Monday, January 17, 2011

Robots of Ripley (aka The Death of Sensation) (1935)

Sinister Cinema has done a great service to film lovers of all stripes by making the Soviet film Robots of Ripley (aka The Death of Sensation) available to anyone who wants to see possibly the most visually impressive science fiction film of the 1930’s. This is a film who’s visuals should be as talked about as those in films like Fritz Lang’s Metropolis, which this film seems to echo at times. It’s a film with robots which, while not as elegant as Metropolis’s Maria, certainly puts any other robot to shame (especially the ones in the cheesy American movie serials I love so much.)

The film is set in an unnamed capitalist country. In the factory where he works, the inventor Ripley is worried about the toll being taken by the assembly lines on the workers. Something has to be done. Sitting in a night club he sees a woman with puppets and forms the idea about making men of metal. Moving from a small scale robot on to ones that are about 10 to 12 feet tall Ripley makes an army of metal men that are the joy of the evil money men and the bane of the workers who see their jobs going the way of the wind. Is revolt not far off?
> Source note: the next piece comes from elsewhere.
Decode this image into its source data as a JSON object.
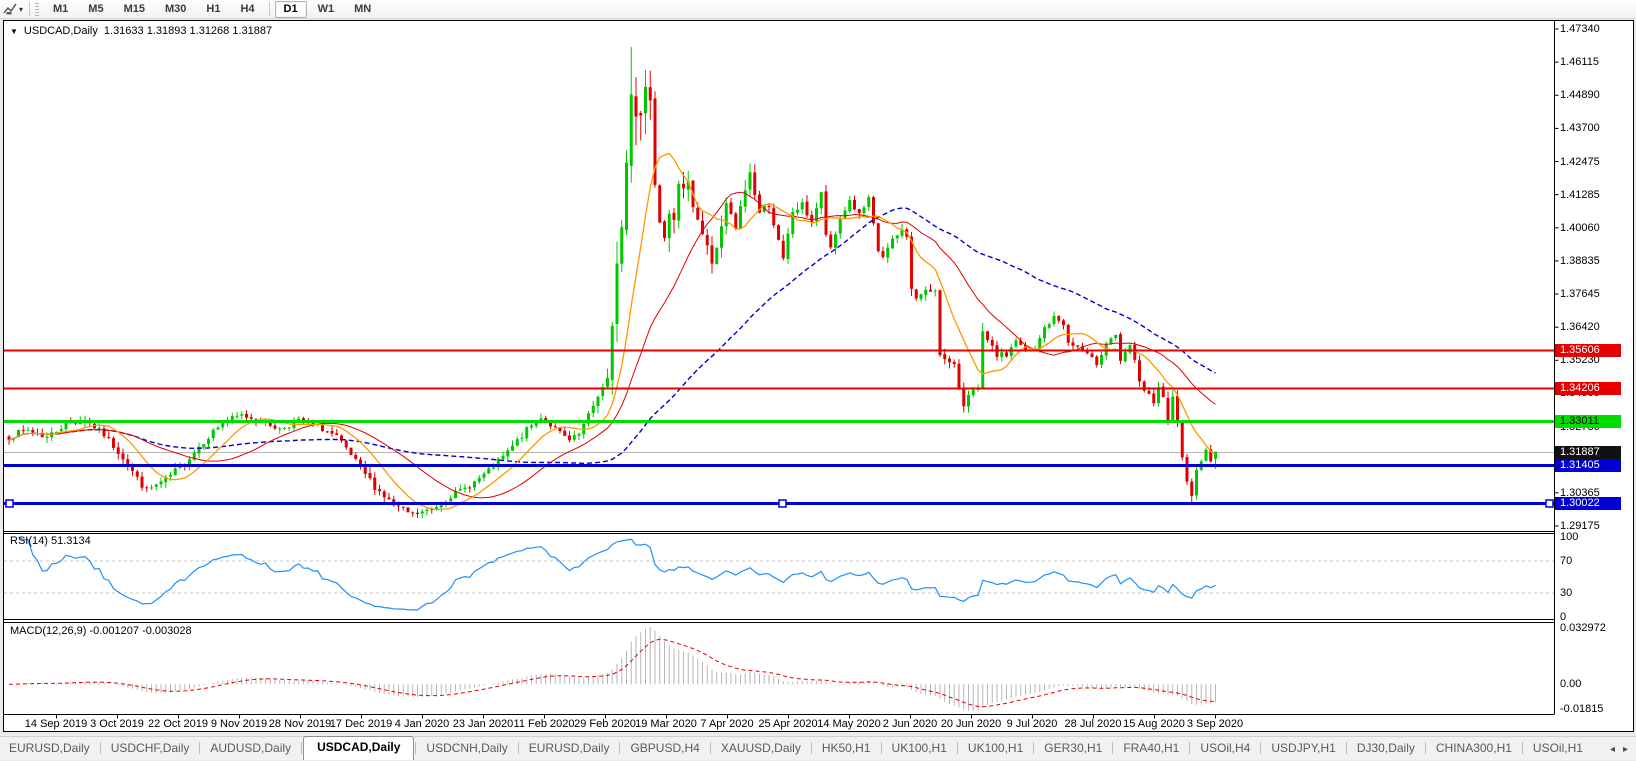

Let me get the painful part out of the way, the class warfare angle is terrible. The film stops periodically for long discussions angled toward explaining what is really good for the workers and all mankind. I’m not sure what exactly is said I don’t speak Russian (Sinister hasn’t subtitled the film, they only put in occasional narrative titles that explain what is going on), but from what I can understand from the few words I do know and from the context of the scenes it’s the old struggle between the classes. The film effectively stops during these sequences since the film becomes little more than people standing around talking. I suspect that the director wasn’t thrilled with these sequences either since those don’t have the visual flair of the rest of the film. If you are willing to suffer through the talk you’ll be rewarded by a film that will really please the eye with it’s gee whiz and oh wow factors.

Where do I begin to discuss the joys of this film?
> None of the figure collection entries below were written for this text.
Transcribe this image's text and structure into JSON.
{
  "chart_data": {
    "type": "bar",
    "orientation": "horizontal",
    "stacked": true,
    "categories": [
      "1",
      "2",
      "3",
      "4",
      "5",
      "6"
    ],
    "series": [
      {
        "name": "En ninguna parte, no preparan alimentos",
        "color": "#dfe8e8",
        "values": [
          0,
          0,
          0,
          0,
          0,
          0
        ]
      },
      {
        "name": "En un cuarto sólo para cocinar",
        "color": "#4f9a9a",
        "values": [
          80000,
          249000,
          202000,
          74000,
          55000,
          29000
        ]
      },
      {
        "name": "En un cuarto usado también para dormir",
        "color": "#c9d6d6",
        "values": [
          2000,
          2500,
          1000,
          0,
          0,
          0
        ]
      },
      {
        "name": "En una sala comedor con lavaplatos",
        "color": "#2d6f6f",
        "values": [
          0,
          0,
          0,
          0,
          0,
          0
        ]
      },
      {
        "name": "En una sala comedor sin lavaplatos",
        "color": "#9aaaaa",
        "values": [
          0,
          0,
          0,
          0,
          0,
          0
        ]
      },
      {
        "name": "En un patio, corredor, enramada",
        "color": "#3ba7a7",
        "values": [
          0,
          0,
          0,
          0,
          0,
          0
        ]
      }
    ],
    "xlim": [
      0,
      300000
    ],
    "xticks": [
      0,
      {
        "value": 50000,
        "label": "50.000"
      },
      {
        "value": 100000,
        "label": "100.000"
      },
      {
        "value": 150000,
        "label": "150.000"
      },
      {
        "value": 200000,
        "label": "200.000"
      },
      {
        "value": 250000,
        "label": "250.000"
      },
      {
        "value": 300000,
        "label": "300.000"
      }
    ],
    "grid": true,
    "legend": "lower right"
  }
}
Perhaps by saying that the black and white cinematography is some of the most beautiful you’re ever likely to see. Every shot is portrait and worthy of framing. The landscapes are amazing and the shots of the characters seem more like portraiture then shots from a film. It’s a film that look and feels like the finest silent film photography. Even the sequences in the night club or in the capitalist enclaves have the style and scale you only see in the big scale European silents.

The robots themselves are these big huge clunky things that look like the Mr Machine toy but way cooler. They are steam punk and industrial practical combined. As odd as they look they are the sort of things that weirdly make some sort of sense. They are also something you can’t take your eyes off of. I kept wanting to see more and more of the robots.(which bear a large RUR on their chests even though the film has nothing to do with the Karl Capek play). You know that the small robot is a man in a suit but the big ones make you ponder what exactly they did. Yes, the arms are at about a mans height but its clearly not just a man in a suit- and even then they don’t have normal hands.
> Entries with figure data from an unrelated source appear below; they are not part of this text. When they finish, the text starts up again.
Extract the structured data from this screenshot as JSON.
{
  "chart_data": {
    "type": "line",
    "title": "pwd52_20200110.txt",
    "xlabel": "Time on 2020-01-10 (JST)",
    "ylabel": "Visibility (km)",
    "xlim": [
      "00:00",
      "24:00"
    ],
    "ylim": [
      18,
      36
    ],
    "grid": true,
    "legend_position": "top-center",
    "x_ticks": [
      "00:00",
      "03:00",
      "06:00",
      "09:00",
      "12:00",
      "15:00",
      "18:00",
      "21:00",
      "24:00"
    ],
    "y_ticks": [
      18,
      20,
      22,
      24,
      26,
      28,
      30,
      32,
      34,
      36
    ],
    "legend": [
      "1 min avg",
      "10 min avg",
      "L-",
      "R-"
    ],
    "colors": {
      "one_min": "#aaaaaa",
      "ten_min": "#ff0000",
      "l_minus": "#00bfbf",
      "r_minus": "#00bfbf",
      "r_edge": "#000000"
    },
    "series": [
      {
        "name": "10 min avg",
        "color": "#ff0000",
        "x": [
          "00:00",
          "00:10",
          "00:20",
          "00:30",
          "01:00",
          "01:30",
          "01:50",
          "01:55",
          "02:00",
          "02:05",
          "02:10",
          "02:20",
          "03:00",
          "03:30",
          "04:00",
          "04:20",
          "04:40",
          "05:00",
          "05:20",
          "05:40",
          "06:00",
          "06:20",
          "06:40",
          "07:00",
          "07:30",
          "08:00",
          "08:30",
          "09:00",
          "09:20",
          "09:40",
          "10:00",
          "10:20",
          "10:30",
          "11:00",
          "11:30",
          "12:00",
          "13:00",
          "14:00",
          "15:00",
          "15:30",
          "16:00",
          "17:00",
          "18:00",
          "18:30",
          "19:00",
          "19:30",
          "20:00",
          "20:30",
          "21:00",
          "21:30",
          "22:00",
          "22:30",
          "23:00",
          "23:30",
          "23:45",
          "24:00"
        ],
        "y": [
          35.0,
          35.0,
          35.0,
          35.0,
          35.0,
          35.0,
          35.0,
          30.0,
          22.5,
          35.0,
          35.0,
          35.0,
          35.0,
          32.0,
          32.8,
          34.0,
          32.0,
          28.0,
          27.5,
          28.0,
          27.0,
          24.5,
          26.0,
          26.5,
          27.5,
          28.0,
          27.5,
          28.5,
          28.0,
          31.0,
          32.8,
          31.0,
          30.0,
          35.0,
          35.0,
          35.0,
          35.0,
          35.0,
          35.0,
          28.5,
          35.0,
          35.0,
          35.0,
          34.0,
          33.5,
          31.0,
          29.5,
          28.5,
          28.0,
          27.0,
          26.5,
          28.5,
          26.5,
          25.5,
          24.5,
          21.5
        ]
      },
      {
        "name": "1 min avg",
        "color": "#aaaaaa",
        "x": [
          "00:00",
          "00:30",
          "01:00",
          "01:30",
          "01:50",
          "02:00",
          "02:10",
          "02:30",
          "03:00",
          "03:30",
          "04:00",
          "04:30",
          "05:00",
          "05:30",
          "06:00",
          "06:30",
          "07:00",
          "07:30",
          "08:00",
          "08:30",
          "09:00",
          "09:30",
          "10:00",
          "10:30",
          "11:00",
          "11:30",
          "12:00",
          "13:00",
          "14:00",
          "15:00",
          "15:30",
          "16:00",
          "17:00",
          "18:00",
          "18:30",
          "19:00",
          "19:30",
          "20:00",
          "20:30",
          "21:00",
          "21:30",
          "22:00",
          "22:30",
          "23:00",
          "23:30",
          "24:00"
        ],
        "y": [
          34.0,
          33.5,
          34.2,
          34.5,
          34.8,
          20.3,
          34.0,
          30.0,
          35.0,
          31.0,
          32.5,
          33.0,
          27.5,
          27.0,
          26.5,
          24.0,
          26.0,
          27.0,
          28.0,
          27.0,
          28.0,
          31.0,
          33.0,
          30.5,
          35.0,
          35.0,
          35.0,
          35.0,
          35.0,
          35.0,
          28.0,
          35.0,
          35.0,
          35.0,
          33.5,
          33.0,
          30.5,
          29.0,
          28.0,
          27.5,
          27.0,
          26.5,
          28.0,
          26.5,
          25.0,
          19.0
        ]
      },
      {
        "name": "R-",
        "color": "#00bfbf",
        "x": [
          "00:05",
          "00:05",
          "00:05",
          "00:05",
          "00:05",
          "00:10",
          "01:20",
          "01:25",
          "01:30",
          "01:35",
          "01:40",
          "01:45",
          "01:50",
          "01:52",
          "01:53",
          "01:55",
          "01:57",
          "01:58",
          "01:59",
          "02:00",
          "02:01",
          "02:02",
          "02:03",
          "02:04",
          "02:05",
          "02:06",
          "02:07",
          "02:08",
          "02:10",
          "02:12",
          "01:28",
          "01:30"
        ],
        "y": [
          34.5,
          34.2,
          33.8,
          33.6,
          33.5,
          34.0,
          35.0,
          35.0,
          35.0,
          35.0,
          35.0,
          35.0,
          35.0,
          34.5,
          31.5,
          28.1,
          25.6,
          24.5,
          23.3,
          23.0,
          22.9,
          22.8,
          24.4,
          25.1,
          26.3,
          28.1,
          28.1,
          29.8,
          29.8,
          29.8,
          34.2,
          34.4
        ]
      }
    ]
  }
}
The film is filled will wonderful sequences that delight. The opening shots of the city are just beautiful. The surreal factory with the turn table work stations where the accident that sparks Ripley to make the robots is weird and surreal. You have the first sequence in the night club which seems to be more something out of a German film from the 20’s then a Soviet film. Its jazzy and smokey and full of great faces. You have the girl who just stares and the men who try to look at her. We have the woman with the garish puppets that inspire Ripley. The sequence where Ripley unveils the huge robots to the captains of industry is an amazing set piece of growing wonder. Sinister Cinema in the write up for the film mentions the wonderful scene where Ripley is drunk and using his saxophone (the robots are controlled by sound) gets the robots moving in a weird dance that starts off awkward and builds into something that will make you wonder why the film and the sequence has been hidden from view (in a weird way that one sequence is worth the price of admission.) After that we have the sequences of the robots working and finally the battle between man and machine that kind of reminded me of bits from the Terminator films, only with the robots being controlled by other men and not Skynet.

I suspect that even the most jaded film fan will be amazed, I was….

This is a film that needs to be seen, for its pieces if not for it’s whole (even if as I said the politics make some of this a tough go).

Gregg Luce and Sinister need to be thanked for bringing this film to light.

See this film if you can. Sinister has it for sale, and hopefully it will show up elsewhere, preferably in film festivals.